Help

Mac Computers are reporting but not checking in.

Not applicable

Posted on ‎12-05-2011 09:11 AM

Hello,

We are facing problem in our environment as some of the Macs are reporting sending inventory to JSS Server after we run QuickAdd Package but not Checking in (Calling).
I tried running recon from the terminal but it says Certificate is not trusted.
We have a valid trusted certificate installed. This problem we are facing with some of the Mac Computers.
Do anyone facing same problem?

Regards,
Vinay

0 Kudos
4 REPLIES 4

jarednichols
Honored Contributor

Posted on ‎12-05-2011 09:25 AM

Is the certificate signed by an internal Certificate Authority?

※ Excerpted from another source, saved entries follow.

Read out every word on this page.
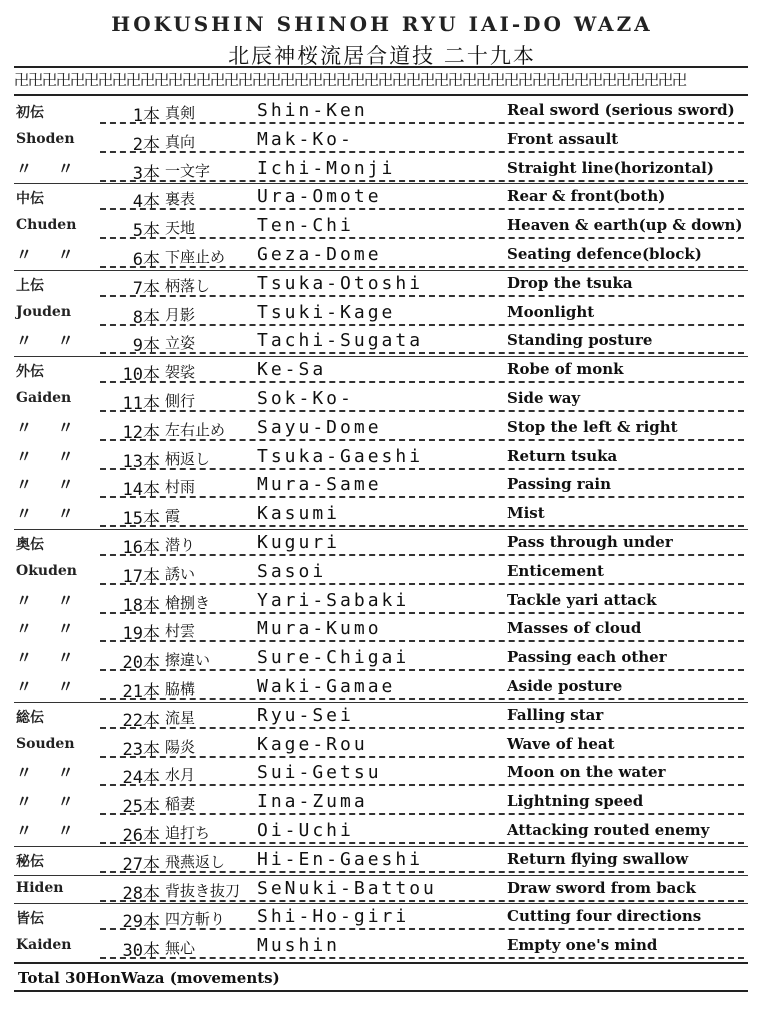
HOKUSHIN SHINOH RYU IAI-DO WAZA
北辰神桜流居合道技 二十九本
卍卍卍卍卍卍卍卍卍卍卍卍卍卍卍卍卍卍卍卍卍卍卍卍卍卍卍卍卍卍卍卍卍卍卍卍卍卍卍卍卍卍卍卍卍卍卍卍
初伝	1本 真剣	Shin-Ken	Real sword (serious sword)
Shoden	2本 真向	Mak-Ko-	Front assault
〃 〃	3本 一文字	Ichi-Monji	Straight line(horizontal)
中伝	4本 裏表	Ura-Omote	Rear & front(both)
Chuden	5本 天地	Ten-Chi	Heaven & earth(up & down)
〃 〃	6本 下座止め Geza-Dome	Seating defence(block)
上伝	7本 柄落し	Tsuka-Otoshi	Drop the tsuka
Jouden	8本 月影	Tsuki-Kage	Moonlight
〃 〃	9本 立姿	Tachi-Sugata	Standing posture
外伝	10本 袈裟	Ke-Sa	Robe of monk
Gaiden	11本 側行	Sok-Ko-	Side way
〃 〃	12本 左右止め Sayu-Dome	Stop the left & right
〃 〃	13本 柄返し	Tsuka-Gaeshi	Return tsuka
〃 〃	14本 村雨	Mura-Same	Passing rain
〃 〃	15本 霞	Kasumi	Mist
奥伝	16本 潜り	Kuguri	Pass through under
Okuden	17本 誘い	Sasoi	Enticement
〃 〃	18本 槍捌き	Yari-Sabaki	Tackle yari attack
〃 〃	19本 村雲	Mura-Kumo	Masses of cloud
〃 〃	20本 擦違い	Sure-Chigai	Passing each other
〃 〃	21本 脇構	Waki-Gamae	Aside posture
総伝	22本 流星	Ryu-Sei	Falling star
Souden	23本 陽炎	Kage-Rou	Wave of heat
〃 〃	24本 水月	Sui-Getsu	Moon on the water
〃 〃	25本 稲妻	Ina-Zuma	Lightning speed
〃 〃	26本 追打ち	Oi-Uchi	Attacking routed enemy
秘伝	27本 飛燕返し Hi-En-Gaeshi	Return flying swallow
Hiden	28本 背抜き抜刀 SeNuki-Battou	Draw sword from back
皆伝	29本 四方斬り Shi-Ho-giri	Cutting four directions
Kaiden	30本 無心	Mushin	Empty one's mind
Total 30HonWaza (movements)
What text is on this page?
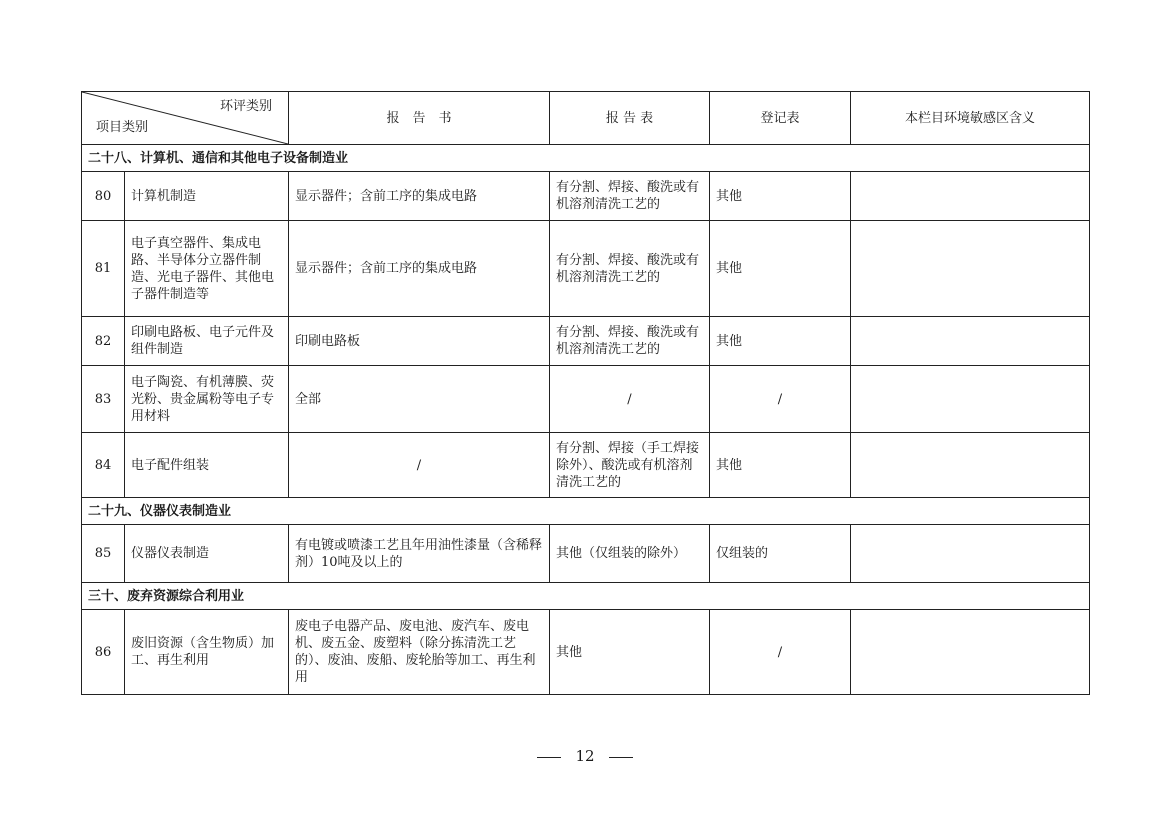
环评类别
项目类别		报　告　书	报 告 表	登记表	本栏目环境敏感区含义
二十八、计算机、通信和其他电子设备制造业					
80	计算机制造	显示器件；含前工序的集成电路	有分割、焊接、酸洗或有机溶剂清洗工艺的	其他	
81	电子真空器件、集成电路、半导体分立器件制造、光电子器件、其他电子器件制造等	显示器件；含前工序的集成电路	有分割、焊接、酸洗或有机溶剂清洗工艺的	其他	
82	印刷电路板、电子元件及组件制造	印刷电路板	有分割、焊接、酸洗或有机溶剂清洗工艺的	其他	
83	电子陶瓷、有机薄膜、荧光粉、贵金属粉等电子专用材料	全部	/	/	
84	电子配件组装	/	有分割、焊接（手工焊接除外）、酸洗或有机溶剂清洗工艺的	其他	
二十九、仪器仪表制造业					
85	仪器仪表制造	有电镀或喷漆工艺且年用油性漆量（含稀释剂）10吨及以上的	其他（仅组装的除外）	仅组装的	
三十、废弃资源综合利用业					
86	废旧资源（含生物质）加工、再生利用	废电子电器产品、废电池、废汽车、废电机、废五金、废塑料（除分拣清洗工艺的）、废油、废船、废轮胎等加工、再生利用	其他	/	
12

If so, you'll need to install the CA on all client machines and mark it explicitly as trusted for all functions.

j
---
Jared F. Nichols
Desktop Engineer, Client Services
Information Services Department
MIT Lincoln Laboratory
244 Wood Street
Lexington, Massachusetts 02420
781.981.5436

0 Kudos

Not applicable

Posted on ‎12-06-2011 04:03 AM

Hi Jared,

Thanks for the reply.
We have a trusted certificate which is working fine for all most all the clients we are having this Calling in (Checking in) issue is with some of the Mac Machines. I tried installing QuickAdd Package by taking remote after installation some of the Macs again started calling/reporting properly. But same QuickAdd package I am installing in some Macs I can see that Macs gives reporting date properly but not calling in. I tried running recon from the same Mac which is not calling in from the terminal it give error as follows...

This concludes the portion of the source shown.